In this example we have table A and table B.
Table A contains data for clothing purchases by customer and product along with the quantity purchased and the total amount paid. This table has two dimensions of customer and product, and two metrics of quantity purchased and amount paid.Table B contains data for the same clothing purchases by customer and product with an extra dimension of description and also includes quantity purchased and the total amount paid. This table has three dimensions of customer and product, and two metrics of quantity purchased and amount paid.
We want to compare these two sets of data and find out where the differences are and quantify these differences. If we take a look at the data we can see some differences.
Table A contains data for Alex but table B is missing AlexGeoff has 2 sweaters in table A but has 3 sweaters in table B
There are several other differences in the tables, but spotting them manually will be hard and won’t scale when your tables have more data. Get & Transform will allow us aggregate these tables to the same level of granularity and join the aggregated data by their common dimensions to easily find the differences. Get & Transform was previously called Power Query in Excel 2010 and 2013, and you will need to install is as an add-in. Find out how to install Power Query here. If you’re running Excel 2016 then it’s already installed and can be found in the Data tab of the ribbon.
Aggregating The Tables
First we will need to aggregate the data to the customer and product level so that we can compare the two tables.
If you look at table A, you will notice that Bob and Jane have rows of data that will need to be aggregated. We ideally want only 1 row of data for Bob and Sweaters and 1 row of data for Jane and T-Shirt. TIP: I always find it’s a good idea to use Excel Tables with your data. This way, your queries can reference a table name instead of a range. When you add data you won’t need to update the range in your queries as they will reference the name. The data sets in this example have already been turned into tables named Table_A and Table_B, but you can read about how to make a table here.
First let’s select our table and make a query. This will open up the Query Editor.

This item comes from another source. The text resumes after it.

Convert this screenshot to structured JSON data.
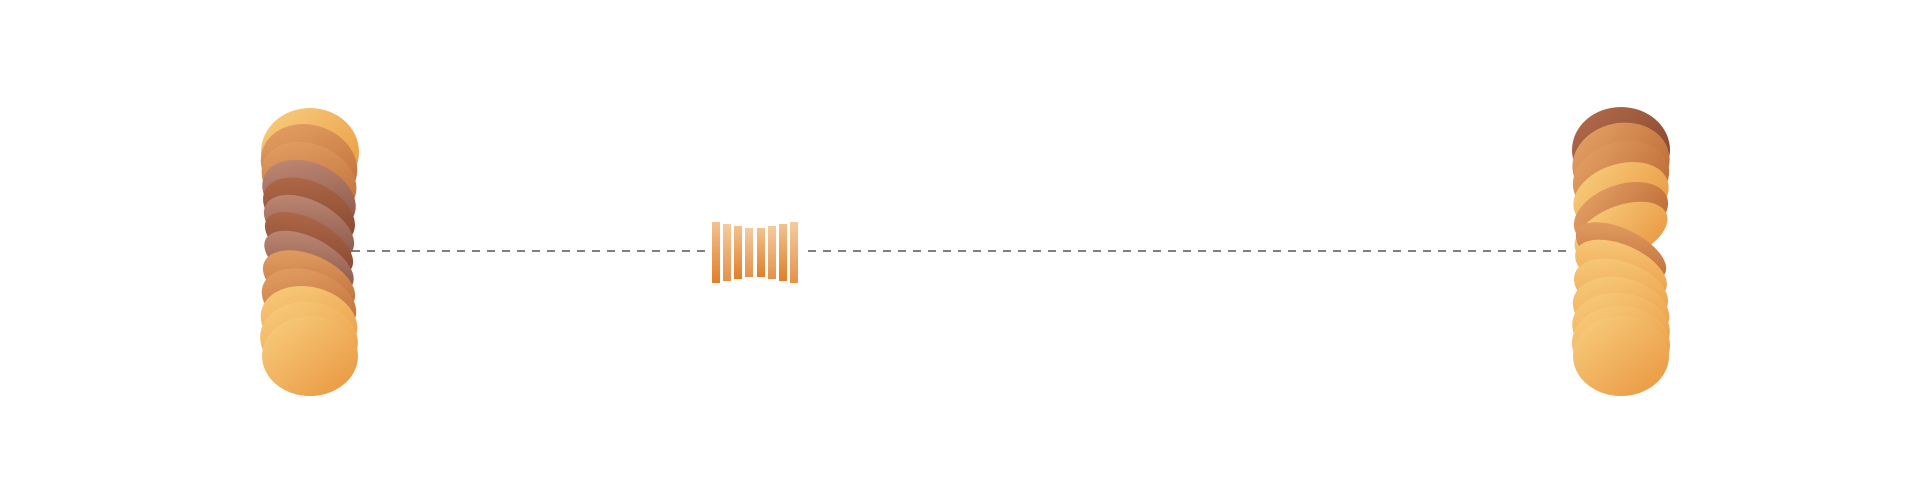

Then select a Group By transformation.
Create your Group By query.
Now save the query.
From the Import Data menu select Only Create Connection. We could load this to another table by selecting Table if we want to see this intermediary step in our spreadsheet, but it’s not necessary. We can also select where to load the table to if we do select Table. Press the OK button to finish.
You should now see the Queries & Connections window pane docked to the right of your spreadsheet and it will contain our new Table_A query. We can repeat the same process to create a Group By query for Table_B with the exact same groupings.
You should now see two Connection only queries in the Queries & Connections window pane for Table_A and Table_B.
Join Queries With Merge
Now we will combine our queries.
Now we can setup our merge query.
In the editor we will see our Table_A Group By query along with a Table_B column. We will need to expand this column to show the data in our Table_B Group By query.
Go to the Home tab and press the Close & Load button to create a table of the results in a new sheet.
Compare Data
It’s now easy to compare the data in table A and B and see where the differences are.